2/07/2006

Reviving an old publishing model

To amuse themselves, back in the early 1980s, the editors of Forbes would run the occasional article on an antiquated business model that had survived into that present age.

One piece dealt with publishers whose catalog consisted of a single title. Or maybe two. This title would be updated every few years and would sell out until the next press run. One example, IIRC, was a legal publisher. Debrett's and Burke's were others. Anyway, the title not only supported the author - where the author, editor or compiler was still alive - it supported an entire business.

I was thinking of this making my way through Pope's information in Eicher and Eicher's massive compendium Civil War High Commands. This book is going to need updating. It also needs lots of notes, of which it has not enough, to become more "transparent" in the finality of its rulings.

That Stanford U. Press is going to pay for revised and updated editions of Civil War High Commands seems preposterous. It's a miracle we have it at all. At the same time, the immense labor invested here must not be lost.

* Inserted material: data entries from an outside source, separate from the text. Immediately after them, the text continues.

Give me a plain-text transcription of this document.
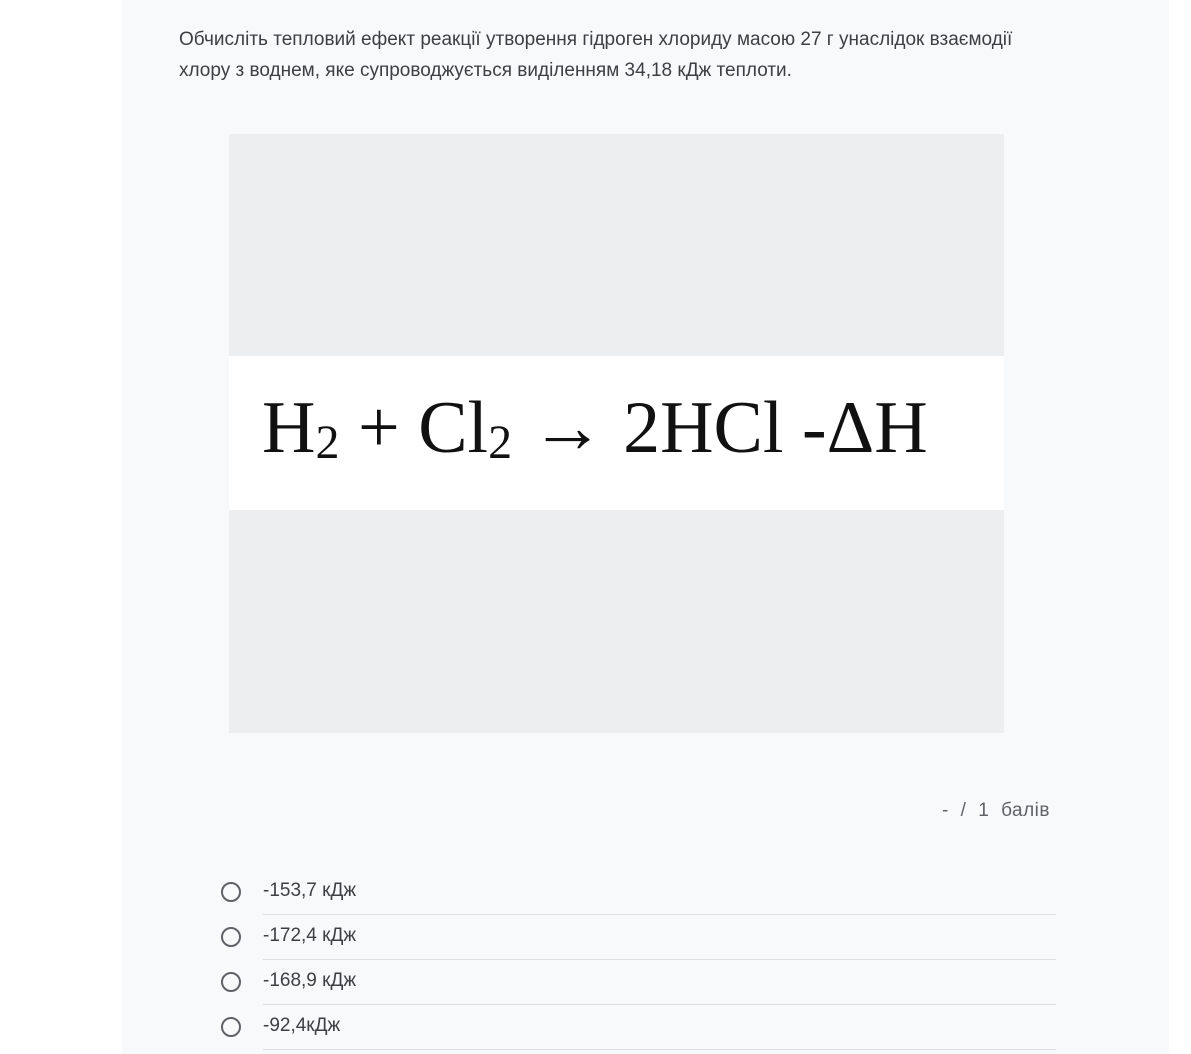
Обчисліть тепловий ефект реакції утворення гідроген хлориду масою 27 г унаслідок взаємодії хлору з воднем, яке супроводжується виділенням 34,18 кДж теплоти.

$H_2 + Cl_2 \to 2HCl$ -ΔH
- / 1 балів
-153,7 кДж
-172,4 кДж
-168,9 кДж
-92,4кДж
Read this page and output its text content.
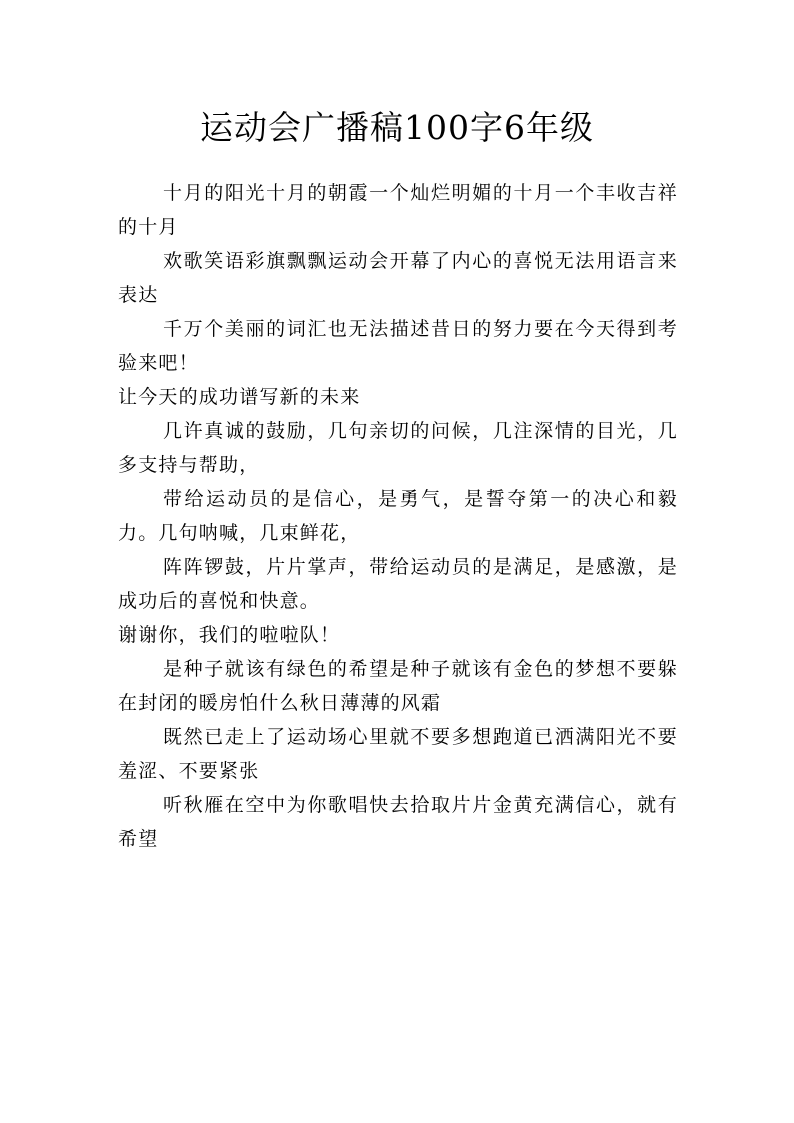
运动会广播稿100字6年级

十月的阳光十月的朝霞一个灿烂明媚的十月一个丰收吉祥的十月

欢歌笑语彩旗飘飘运动会开幕了内心的喜悦无法用语言来表达

千万个美丽的词汇也无法描述昔日的努力要在今天得到考验来吧！

让今天的成功谱写新的未来

几许真诚的鼓励，几句亲切的问候，几注深情的目光，几多支持与帮助，

带给运动员的是信心，是勇气，是誓夺第一的决心和毅力。几句呐喊，几束鲜花，

阵阵锣鼓，片片掌声，带给运动员的是满足，是感激，是成功后的喜悦和快意。

谢谢你，我们的啦啦队！

是种子就该有绿色的希望是种子就该有金色的梦想不要躲在封闭的暖房怕什么秋日薄薄的风霜

既然已走上了运动场心里就不要多想跑道已洒满阳光不要羞涩、不要紧张

听秋雁在空中为你歌唱快去拾取片片金黄充满信心，就有希望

When you think of it, this book is most like Debrett's or Burke's peerages, and it suggests a similar (single publisher) publishing model. Now, this is important: "Burke's Peerage is casting off the shackles of costly print publishing and embracing the brave new world of the internet." That was in 2004.

Like the OR, Civil War High Commands is best when searchable. Like the peerages, it is not for browsing but for look-up. Burke's has figured that out. "Electronic" is the right model for big searchable books. It puts the money in editing and revising, not in production and distribution.